At the Refugee Solidarity Summit in Kampala, Uganda, the EU pledged €85 million ($100 million) to support a progressive refugee policy, which offers refugees opportunities to nurture their skills and integrate into local communities. That money, together with the pledges of EU member states, represents more than 80% of the total amount committed to support Uganda’s refugee programs. Next month, we aim to buttress these efforts by scaling up our support for the implementation of the CRRF.
But, as powerful as the EU’s support has been, it is not enough. The rest of the international community, including donors, international financial institutions, and the private sector, must marshal its resources, whether financial, political, diplomatic, or technical, to help roll out forward-looking refugee policies across affected countries.
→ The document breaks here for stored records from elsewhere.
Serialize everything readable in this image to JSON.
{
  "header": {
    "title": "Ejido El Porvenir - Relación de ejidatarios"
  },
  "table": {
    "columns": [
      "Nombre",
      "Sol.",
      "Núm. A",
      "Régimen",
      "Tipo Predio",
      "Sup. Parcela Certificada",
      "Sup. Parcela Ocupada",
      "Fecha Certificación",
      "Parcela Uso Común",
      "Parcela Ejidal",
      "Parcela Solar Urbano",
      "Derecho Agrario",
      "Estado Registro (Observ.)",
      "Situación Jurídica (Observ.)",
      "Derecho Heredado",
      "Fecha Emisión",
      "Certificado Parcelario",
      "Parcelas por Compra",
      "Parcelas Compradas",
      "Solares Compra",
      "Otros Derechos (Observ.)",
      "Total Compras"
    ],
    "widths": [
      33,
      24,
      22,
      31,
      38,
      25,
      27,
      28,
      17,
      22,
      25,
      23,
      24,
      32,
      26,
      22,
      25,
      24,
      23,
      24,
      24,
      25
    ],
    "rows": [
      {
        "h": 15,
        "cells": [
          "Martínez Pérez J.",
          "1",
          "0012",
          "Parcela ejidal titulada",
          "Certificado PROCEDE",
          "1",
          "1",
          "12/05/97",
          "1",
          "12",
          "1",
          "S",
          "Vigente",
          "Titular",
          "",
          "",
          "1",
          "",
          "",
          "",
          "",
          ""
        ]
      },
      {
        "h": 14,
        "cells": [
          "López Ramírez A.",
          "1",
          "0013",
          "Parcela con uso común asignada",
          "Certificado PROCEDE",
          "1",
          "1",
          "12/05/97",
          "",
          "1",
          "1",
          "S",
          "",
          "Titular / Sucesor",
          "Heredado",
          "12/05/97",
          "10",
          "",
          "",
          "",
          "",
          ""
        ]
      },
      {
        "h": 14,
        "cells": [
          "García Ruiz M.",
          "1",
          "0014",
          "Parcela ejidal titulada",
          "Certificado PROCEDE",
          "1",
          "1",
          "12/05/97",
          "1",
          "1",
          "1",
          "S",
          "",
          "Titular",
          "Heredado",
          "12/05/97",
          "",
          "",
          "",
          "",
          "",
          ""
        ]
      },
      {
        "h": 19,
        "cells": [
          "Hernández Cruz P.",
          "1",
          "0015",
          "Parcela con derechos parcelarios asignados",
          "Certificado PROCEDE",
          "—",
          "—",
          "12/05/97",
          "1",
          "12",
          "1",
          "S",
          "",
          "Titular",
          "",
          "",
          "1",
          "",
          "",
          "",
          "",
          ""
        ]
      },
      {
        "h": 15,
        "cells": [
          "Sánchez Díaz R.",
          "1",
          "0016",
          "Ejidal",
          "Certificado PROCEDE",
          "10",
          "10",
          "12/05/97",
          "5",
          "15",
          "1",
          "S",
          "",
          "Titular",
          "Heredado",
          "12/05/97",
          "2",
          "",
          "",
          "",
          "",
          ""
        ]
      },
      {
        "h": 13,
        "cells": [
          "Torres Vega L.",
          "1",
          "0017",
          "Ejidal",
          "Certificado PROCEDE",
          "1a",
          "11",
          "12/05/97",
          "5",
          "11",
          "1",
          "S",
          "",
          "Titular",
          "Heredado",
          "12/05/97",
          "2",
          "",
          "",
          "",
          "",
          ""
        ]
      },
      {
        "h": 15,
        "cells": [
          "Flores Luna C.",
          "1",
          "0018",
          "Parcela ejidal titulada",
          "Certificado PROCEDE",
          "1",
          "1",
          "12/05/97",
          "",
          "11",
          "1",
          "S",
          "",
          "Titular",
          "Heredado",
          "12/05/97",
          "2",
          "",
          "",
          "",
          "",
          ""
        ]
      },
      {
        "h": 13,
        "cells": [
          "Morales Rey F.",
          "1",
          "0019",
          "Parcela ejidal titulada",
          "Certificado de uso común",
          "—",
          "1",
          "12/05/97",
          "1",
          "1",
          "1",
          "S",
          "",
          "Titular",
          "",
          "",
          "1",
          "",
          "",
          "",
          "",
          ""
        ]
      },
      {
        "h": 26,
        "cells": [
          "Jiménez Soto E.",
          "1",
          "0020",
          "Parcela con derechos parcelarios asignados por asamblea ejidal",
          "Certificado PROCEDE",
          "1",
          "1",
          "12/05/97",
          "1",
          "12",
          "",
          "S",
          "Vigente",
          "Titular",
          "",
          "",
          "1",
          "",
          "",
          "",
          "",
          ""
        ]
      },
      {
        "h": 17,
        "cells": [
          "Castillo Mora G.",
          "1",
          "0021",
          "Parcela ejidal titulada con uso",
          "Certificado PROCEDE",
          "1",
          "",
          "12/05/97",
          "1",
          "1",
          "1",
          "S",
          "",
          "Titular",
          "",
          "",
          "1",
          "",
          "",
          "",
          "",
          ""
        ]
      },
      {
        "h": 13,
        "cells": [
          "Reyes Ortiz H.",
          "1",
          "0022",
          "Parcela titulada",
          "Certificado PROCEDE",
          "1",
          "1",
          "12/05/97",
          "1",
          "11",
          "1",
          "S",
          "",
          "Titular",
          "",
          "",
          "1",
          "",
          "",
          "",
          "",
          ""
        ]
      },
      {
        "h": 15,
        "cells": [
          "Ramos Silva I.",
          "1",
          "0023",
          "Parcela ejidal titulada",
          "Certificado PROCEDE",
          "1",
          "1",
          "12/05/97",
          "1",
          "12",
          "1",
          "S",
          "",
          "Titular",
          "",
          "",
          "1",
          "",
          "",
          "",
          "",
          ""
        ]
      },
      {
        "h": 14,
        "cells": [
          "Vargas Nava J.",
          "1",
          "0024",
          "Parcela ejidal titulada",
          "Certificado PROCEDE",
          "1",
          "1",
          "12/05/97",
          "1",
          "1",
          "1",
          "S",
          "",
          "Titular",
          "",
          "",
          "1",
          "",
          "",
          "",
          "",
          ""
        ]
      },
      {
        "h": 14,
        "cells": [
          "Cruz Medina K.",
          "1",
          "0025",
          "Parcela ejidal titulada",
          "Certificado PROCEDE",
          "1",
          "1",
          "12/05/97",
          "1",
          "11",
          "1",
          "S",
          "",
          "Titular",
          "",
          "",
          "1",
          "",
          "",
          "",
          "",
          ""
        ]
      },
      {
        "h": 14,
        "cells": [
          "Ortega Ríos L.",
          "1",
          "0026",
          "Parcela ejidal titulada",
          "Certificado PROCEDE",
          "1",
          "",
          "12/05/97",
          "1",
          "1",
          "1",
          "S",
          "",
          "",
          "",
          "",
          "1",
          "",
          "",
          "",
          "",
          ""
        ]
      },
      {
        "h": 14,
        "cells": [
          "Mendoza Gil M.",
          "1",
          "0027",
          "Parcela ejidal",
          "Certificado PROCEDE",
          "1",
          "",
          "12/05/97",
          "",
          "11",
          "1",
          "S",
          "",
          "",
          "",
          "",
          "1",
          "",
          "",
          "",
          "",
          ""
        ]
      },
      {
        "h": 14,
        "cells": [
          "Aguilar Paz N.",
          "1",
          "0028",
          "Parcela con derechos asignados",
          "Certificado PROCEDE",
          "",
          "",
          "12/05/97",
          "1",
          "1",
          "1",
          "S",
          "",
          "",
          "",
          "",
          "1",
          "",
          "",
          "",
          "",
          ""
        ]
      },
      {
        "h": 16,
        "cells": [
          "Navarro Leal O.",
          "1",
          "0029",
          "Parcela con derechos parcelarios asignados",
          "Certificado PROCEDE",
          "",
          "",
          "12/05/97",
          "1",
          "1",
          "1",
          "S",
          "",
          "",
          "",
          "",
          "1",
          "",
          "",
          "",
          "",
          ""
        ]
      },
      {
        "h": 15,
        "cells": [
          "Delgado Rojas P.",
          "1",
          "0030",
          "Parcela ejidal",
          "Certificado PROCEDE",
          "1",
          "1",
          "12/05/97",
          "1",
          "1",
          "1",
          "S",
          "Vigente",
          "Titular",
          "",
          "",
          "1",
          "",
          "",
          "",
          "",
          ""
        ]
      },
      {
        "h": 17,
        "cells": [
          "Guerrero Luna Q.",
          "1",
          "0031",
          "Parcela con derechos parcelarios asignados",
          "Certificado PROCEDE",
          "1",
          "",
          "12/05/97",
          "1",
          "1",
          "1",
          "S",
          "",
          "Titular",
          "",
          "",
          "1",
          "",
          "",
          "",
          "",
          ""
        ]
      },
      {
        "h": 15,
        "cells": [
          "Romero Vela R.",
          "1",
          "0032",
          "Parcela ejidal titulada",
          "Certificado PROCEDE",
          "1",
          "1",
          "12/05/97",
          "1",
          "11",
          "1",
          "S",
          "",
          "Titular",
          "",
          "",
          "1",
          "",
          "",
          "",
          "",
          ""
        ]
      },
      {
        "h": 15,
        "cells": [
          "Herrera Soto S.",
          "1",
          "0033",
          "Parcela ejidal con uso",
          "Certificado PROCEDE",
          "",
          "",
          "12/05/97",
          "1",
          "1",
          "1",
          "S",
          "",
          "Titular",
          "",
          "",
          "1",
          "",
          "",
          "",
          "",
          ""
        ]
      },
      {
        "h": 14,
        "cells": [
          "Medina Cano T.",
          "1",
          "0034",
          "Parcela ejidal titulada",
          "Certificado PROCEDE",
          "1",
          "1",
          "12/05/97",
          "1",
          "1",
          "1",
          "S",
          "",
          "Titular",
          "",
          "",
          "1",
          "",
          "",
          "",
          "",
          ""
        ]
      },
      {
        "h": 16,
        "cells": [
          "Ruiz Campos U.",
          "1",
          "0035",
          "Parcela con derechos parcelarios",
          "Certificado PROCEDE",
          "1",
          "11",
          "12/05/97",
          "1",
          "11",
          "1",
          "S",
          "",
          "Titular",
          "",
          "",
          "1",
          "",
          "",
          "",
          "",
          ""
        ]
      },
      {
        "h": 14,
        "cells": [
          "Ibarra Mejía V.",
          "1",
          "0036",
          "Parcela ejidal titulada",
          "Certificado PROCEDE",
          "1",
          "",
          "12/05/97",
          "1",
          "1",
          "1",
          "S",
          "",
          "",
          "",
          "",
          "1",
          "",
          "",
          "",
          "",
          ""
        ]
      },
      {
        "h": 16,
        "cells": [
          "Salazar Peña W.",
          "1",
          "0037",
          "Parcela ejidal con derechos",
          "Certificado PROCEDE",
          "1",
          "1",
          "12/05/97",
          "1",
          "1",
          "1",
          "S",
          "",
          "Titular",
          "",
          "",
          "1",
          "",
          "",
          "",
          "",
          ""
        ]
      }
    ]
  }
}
Such an effort must include broad support for investment in the necessary social and economic infrastructure, as well as promotion of entrepreneurship among refugees. It also demands sustained political leadership focused on ending conflicts and building inclusive societies in refugees’ home countries. That leadership must come not only from the affected countries, but also from neighbors, such as the broader Red Sea region, and from the international community.
With the world’s support, refugees can be empowered to develop their skills not just for their own benefit, but for that of their host countries, too. And, in cases where they can return to their homes, they will be prepared to start anew.